There was a time in my life when I never wanted to leave the South. Then when I did, I fell in love with the cultures I explored, the cities in which I lived, the people I met, the foods I ate, and the varying personalities I came to know.
What took me to the three corners of the US? An innate curiosity? A sense of adventure? An interest in exploration? A desire to be different? Probably all of the above.
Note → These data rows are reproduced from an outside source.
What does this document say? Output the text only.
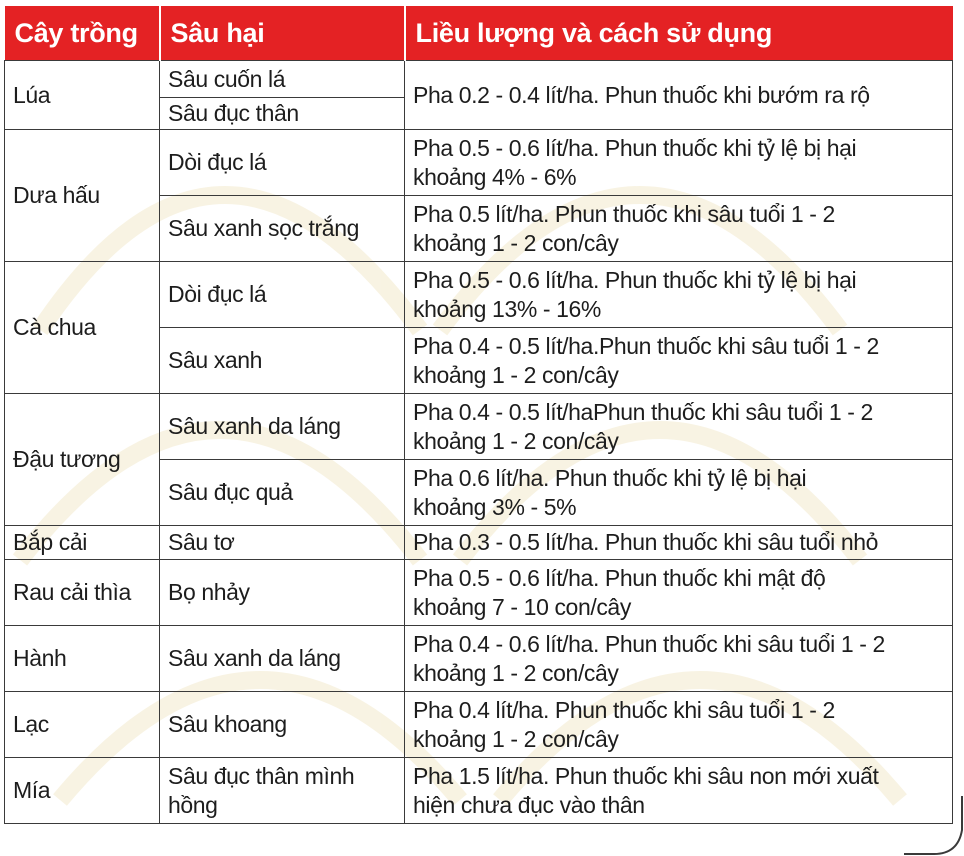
Cây trồng	Sâu hại	Liều lượng và cách sử dụng
Lúa	Sâu cuốn lá	Pha 0.2 - 0.4 lít/ha. Phun thuốc khi bướm ra rộ
	Sâu đục thân	
Dưa hấu	Dòi đục lá	Pha 0.5 - 0.6 lít/ha. Phun thuốc khi tỷ lệ bị hại
khoảng 4% - 6%
	Sâu xanh sọc trắng	Pha 0.5 lít/ha. Phun thuốc khi sâu tuổi 1 - 2
khoảng 1 - 2 con/cây
Cà chua	Dòi đục lá	Pha 0.5 - 0.6 lít/ha. Phun thuốc khi tỷ lệ bị hại
khoảng 13% - 16%
	Sâu xanh	Pha 0.4 - 0.5 lít/ha.Phun thuốc khi sâu tuổi 1 - 2
khoảng 1 - 2 con/cây
Đậu tương	Sâu xanh da láng	Pha 0.4 - 0.5 lít/haPhun thuốc khi sâu tuổi 1 - 2
khoảng 1 - 2 con/cây
	Sâu đục quả	Pha 0.6 lít/ha. Phun thuốc khi tỷ lệ bị hại
khoảng 3% - 5%
Bắp cải	Sâu tơ	Pha 0.3 - 0.5 lít/ha. Phun thuốc khi sâu tuổi nhỏ
Rau cải thìa	Bọ nhảy	Pha 0.5 - 0.6 lít/ha. Phun thuốc khi mật độ
khoảng 7 - 10 con/cây
Hành	Sâu xanh da láng	Pha 0.4 - 0.6 lít/ha. Phun thuốc khi sâu tuổi 1 - 2
khoảng 1 - 2 con/cây
Lạc	Sâu khoang	Pha 0.4 lít/ha. Phun thuốc khi sâu tuổi 1 - 2
khoảng 1 - 2 con/cây
Mía	Sâu đục thân mình hồng	Pha 1.5 lít/ha. Phun thuốc khi sâu non mới xuất
hiện chưa đục vào thân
Now I have reached a point in my life where I want to stay put. In part from a general disinterest in moving again. In part because I really like where I live. In part because I have a family now and it’s too stressful to start new schools, find new jobs, and make new friends. I can still explore and be adventurous without packing the ‘ole bags and setting sail for a new destination.
Not to mention, this sense of exploration can also include finding myself and learning more about who I am and where my ultimate destination lies – both literally and metaphorically. But for a start, I do like some of the synonyms of Bohemian: nonconformist, artsy, maverick, hippie. To call me a Bohemian Belle is a pretty accurate statement. And so the title goes.